An anode fabricated by Co electrodeposition on ZIF-8/CNTs/CF for peroxymonosulfate (PMS) activation

A Co@ZIF-8/CNTs-CF anode for PMS activation was prepared by Co electrodeposition on carbon felt (CF) modified with ZIF-8 and carbon nanotubes (CNTs). The results showed that the fabricated Co@ZIF-8/CNTs-CF anode was an effective peroxymonosulfate (PMS) activator toward tetracycline (TC) removal. Compared with that in reaction system of bare CF anode + PMS, the reaction system of Co@ZIF-8/CNTs-CF anode + PMS exhibited 3.08 times decrease in the activation energy demanded and 4.21 times increase in the reaction rate constant (k), resulting in a kinetic favorable process of PMS activation by the Co@ZIF-8/CNTs-CF anode. The enhanced activation performance of the fabricated anode was ascribed to the high contents of the pyrrolic N and low valence state of Co in the Co@ZIF-8/CNTs-CF anode. Furthermore, the influence factors on the character-istics of transformation among the generated reactive species during the anodic PMS activation process were comprehensively investigated by the quenching experiments and the electron paramagnetic resonance (EPR) tests.
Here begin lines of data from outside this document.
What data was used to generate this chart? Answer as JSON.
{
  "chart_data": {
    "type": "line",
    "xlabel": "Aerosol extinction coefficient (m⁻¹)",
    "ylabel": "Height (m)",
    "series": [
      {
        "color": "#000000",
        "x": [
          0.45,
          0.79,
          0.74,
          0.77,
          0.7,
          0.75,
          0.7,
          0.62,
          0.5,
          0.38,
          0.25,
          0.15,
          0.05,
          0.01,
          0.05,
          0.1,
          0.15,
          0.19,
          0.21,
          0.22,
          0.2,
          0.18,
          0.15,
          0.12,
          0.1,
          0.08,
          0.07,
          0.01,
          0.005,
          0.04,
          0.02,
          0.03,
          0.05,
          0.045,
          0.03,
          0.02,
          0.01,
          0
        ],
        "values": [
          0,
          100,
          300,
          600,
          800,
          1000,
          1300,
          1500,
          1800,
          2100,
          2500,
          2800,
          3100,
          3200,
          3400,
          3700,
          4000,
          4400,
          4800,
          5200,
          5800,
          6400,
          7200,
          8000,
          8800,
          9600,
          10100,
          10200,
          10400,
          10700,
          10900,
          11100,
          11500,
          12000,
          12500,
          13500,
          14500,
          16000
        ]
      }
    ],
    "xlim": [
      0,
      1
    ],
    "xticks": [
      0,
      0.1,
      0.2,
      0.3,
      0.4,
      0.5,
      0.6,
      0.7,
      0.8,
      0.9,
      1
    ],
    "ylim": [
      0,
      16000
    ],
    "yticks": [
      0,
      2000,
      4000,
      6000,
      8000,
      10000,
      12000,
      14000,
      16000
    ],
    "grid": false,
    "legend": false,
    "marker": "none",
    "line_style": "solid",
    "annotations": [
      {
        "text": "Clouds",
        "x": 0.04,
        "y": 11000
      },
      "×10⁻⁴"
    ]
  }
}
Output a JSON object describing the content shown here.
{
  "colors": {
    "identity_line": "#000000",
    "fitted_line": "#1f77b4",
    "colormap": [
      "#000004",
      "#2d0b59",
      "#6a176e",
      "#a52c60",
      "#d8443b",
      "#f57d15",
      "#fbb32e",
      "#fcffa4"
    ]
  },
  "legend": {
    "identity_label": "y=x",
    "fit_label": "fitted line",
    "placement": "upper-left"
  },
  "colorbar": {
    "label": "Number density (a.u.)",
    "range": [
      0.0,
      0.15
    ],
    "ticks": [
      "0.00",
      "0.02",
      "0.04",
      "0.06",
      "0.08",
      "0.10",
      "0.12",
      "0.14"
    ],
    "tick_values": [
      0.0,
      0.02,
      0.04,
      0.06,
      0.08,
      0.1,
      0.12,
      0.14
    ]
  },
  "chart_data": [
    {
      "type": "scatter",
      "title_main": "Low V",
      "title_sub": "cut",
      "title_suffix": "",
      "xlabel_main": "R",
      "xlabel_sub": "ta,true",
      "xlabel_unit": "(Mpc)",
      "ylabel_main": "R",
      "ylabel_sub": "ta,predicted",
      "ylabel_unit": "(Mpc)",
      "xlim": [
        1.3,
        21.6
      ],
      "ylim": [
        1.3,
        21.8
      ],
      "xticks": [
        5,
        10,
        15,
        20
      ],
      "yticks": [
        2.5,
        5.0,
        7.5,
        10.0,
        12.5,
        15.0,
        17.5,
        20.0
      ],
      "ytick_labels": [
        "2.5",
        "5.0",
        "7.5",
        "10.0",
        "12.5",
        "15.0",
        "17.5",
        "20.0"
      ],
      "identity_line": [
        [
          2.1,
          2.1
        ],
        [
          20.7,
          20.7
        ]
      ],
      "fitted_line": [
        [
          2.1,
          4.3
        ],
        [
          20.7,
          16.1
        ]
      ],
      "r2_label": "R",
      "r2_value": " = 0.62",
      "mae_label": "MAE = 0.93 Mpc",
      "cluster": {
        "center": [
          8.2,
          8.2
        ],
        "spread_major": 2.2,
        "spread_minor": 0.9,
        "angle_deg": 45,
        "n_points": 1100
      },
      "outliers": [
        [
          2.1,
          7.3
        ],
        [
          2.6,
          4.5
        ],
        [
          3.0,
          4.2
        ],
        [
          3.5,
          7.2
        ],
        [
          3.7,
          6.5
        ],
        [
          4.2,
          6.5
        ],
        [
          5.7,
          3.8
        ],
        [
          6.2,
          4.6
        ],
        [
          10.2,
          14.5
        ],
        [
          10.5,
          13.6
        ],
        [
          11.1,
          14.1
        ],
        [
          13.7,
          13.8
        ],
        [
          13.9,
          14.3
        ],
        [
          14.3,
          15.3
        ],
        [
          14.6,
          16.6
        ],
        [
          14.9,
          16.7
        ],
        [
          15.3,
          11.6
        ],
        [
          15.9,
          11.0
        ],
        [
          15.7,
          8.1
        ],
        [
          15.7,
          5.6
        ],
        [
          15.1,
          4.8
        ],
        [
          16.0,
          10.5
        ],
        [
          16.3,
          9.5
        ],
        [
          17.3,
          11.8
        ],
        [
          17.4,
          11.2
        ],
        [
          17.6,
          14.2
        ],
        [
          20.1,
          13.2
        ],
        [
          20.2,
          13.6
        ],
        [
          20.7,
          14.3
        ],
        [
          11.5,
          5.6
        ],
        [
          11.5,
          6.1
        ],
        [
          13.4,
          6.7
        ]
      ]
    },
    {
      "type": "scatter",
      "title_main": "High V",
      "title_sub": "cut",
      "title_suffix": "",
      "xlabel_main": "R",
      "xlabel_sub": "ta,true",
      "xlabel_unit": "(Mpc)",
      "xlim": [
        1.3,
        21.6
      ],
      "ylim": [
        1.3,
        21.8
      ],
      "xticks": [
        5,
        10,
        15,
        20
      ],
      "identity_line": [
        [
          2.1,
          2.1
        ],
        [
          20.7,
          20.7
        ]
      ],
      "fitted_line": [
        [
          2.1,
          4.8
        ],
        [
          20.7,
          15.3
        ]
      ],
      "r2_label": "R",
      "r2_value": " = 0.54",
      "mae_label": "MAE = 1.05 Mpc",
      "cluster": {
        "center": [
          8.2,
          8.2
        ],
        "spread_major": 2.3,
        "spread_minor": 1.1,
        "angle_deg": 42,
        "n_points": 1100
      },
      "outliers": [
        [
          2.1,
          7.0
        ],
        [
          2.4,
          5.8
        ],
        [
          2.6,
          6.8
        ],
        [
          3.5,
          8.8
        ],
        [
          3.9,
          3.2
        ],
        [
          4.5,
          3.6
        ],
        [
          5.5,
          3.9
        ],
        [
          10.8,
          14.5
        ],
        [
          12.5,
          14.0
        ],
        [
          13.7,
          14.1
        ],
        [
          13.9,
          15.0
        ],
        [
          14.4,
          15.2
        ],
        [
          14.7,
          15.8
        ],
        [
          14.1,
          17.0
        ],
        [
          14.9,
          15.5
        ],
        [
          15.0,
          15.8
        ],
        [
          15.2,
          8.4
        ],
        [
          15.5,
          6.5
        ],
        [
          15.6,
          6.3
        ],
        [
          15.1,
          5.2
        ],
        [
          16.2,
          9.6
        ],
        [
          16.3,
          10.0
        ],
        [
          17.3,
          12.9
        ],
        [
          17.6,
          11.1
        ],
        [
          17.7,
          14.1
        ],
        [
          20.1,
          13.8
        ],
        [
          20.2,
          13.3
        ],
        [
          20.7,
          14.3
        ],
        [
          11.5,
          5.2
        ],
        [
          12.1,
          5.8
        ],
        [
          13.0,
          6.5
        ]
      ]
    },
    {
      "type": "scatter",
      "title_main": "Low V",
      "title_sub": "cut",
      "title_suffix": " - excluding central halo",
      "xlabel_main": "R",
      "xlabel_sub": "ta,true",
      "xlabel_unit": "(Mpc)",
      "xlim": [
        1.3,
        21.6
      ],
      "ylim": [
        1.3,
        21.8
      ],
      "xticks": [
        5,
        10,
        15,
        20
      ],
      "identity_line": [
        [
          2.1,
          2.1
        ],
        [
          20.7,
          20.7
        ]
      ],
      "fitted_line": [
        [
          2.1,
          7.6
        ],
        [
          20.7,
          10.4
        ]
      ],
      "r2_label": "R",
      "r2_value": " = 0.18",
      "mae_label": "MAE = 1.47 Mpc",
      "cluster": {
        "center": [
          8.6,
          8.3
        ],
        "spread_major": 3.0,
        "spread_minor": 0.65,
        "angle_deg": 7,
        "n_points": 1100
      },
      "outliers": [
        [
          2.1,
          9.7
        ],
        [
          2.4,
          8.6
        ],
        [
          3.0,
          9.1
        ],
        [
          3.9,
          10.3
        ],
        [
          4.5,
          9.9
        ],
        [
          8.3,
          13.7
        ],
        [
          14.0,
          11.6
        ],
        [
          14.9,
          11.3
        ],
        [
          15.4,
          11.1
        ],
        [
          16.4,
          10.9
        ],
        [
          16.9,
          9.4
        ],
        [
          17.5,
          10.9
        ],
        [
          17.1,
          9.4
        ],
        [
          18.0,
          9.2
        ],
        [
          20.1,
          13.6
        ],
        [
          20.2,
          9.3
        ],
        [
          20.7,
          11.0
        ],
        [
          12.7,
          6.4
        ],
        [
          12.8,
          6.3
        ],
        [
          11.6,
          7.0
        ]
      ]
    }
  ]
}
The results showed that the SO4 center dot-and reactive oxygen-containing reactive species (O2 center dot-and 1O2) were generated during the activation of PMS by anode and became the major contributors toward TC removal. The production of 1O2 was through the dismutation of O2 center dot-. In addition, the EPR experiments demonstrated that O2 center dot- was generated mainly through the anodic PMS activation but the electrochemically driven molecular oxygen reduction reaction (ORR) process. The fabricated Co@ZIF-8/CNTs-CF anode for PMS activation provided a reference for the wastewater treatment based on the electrochemical advanced oxidation processes (EAOPs).

Automated summary

A Co@ZIF-8/CNTs-CF anode was prepared for peroxymonosulfate (PMS) activation, showing enhanced performance in tetracycline (TC) removal compared to a bare CF anode + PMS system. The enhanced activation was attributed to the high pyrrolic N content and low valence state of Co in the Co@ZIF-8/CNTs-CF anode. Quenching experiments and EPR tests revealed the generation of SO4 center dot-and reactive oxygen-containing reactive species (O2 center dot-and 1O2) during PMS activation by the anode, which contributed to TC removal. The anode for PMS activation provides a reference for wastewater treatment using electrochemical advanced oxidation processes (EAOPs).